You gotta air it out. Jack up, tab down, trim out, hammer down.


----------



## No Bait / Lures Only (Apr 10, 2011)

When in doubt trim it out!!!!


----------



## rovster (Aug 21, 2018)

Smackdaddy53 said:


> You gotta air it out. Jack up, tab down, trim out, hammer down.


So tabs down and motor trimmed up just shy of blowing out or porpoising Is ideal for max speed? Never run tabs or JP but may soon. Still learning the lingo lol. 

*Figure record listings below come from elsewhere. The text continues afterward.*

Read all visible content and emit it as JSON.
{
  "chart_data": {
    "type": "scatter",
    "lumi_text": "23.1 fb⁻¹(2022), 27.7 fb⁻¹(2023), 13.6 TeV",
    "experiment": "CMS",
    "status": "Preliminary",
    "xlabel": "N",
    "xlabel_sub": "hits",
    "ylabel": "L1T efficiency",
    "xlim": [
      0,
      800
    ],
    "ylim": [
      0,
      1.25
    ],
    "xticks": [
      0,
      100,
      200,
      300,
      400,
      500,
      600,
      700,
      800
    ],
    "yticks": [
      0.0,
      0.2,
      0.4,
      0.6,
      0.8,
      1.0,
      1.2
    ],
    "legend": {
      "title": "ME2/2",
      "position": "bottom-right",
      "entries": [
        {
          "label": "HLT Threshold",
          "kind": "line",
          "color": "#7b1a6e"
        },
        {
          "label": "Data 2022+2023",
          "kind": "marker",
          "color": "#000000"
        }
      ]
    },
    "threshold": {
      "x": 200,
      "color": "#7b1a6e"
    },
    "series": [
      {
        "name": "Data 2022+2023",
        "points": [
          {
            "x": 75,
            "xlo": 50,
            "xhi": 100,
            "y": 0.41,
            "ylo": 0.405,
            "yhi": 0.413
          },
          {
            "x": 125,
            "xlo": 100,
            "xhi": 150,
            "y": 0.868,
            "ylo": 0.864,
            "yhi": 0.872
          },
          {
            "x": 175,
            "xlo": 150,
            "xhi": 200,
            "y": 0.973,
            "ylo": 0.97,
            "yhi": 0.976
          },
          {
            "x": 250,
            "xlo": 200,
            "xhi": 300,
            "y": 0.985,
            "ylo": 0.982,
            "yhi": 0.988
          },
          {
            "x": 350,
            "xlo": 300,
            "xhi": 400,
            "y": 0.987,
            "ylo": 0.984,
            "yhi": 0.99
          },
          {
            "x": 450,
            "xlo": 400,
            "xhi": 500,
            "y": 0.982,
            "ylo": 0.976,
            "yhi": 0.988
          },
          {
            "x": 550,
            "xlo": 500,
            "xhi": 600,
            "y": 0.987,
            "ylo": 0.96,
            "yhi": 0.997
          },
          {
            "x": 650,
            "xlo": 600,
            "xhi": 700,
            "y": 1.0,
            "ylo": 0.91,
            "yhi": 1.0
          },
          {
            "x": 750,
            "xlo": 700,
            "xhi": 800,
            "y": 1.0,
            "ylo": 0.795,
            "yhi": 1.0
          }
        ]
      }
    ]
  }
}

Any advice on what order to figure this out? Jack vs trim? Thanks


----------



## Smackdaddy53 (Dec 31, 2012)

rovster said:


> So tabs down and motor trimmed up just shy of blowing out or porpoising Is ideal for max speed? Never run tabs or JP but may soon. Still learning the lingo lol.
> 
> Any advice on what order to figure this out? Jack vs trim? Thanks


On my skiff it works but they are all a little different.


----------



## TooOldTo (Aug 21, 2019)

Mine likes the tabs down on take-off but wants about half when on plane.


----------



## jay.bush1434 (Dec 27, 2014)

I have instant MPG reading on my Lowrance gauge display screen. After I get the boat trimmed out with engine trim, tabs, and jackplate I'll make small adjustments on each to see how it affects the economy. If you don't have that, using speed reading will tell you enough as well. If you don't have that, do what makes the boat feel right.


----------



## crboggs (Mar 30, 2015)

1) Tabs Down
2) Jack it up
2) Tuck it under
3) Hammer down...
4) If the prop isn't biting slowly lower the jack plate until you feel it dig in (should be obvious)
5) Once you are on plane adjust the engine height, motor trim, and tabs to your conditions...

Using negative trim on my tunnel was counter intuitive at first...kinda like counter steering on a sport bike. You just have to do it and believe in it. But it certainly helps your hole shot and running depth when you have a jack plate.


----------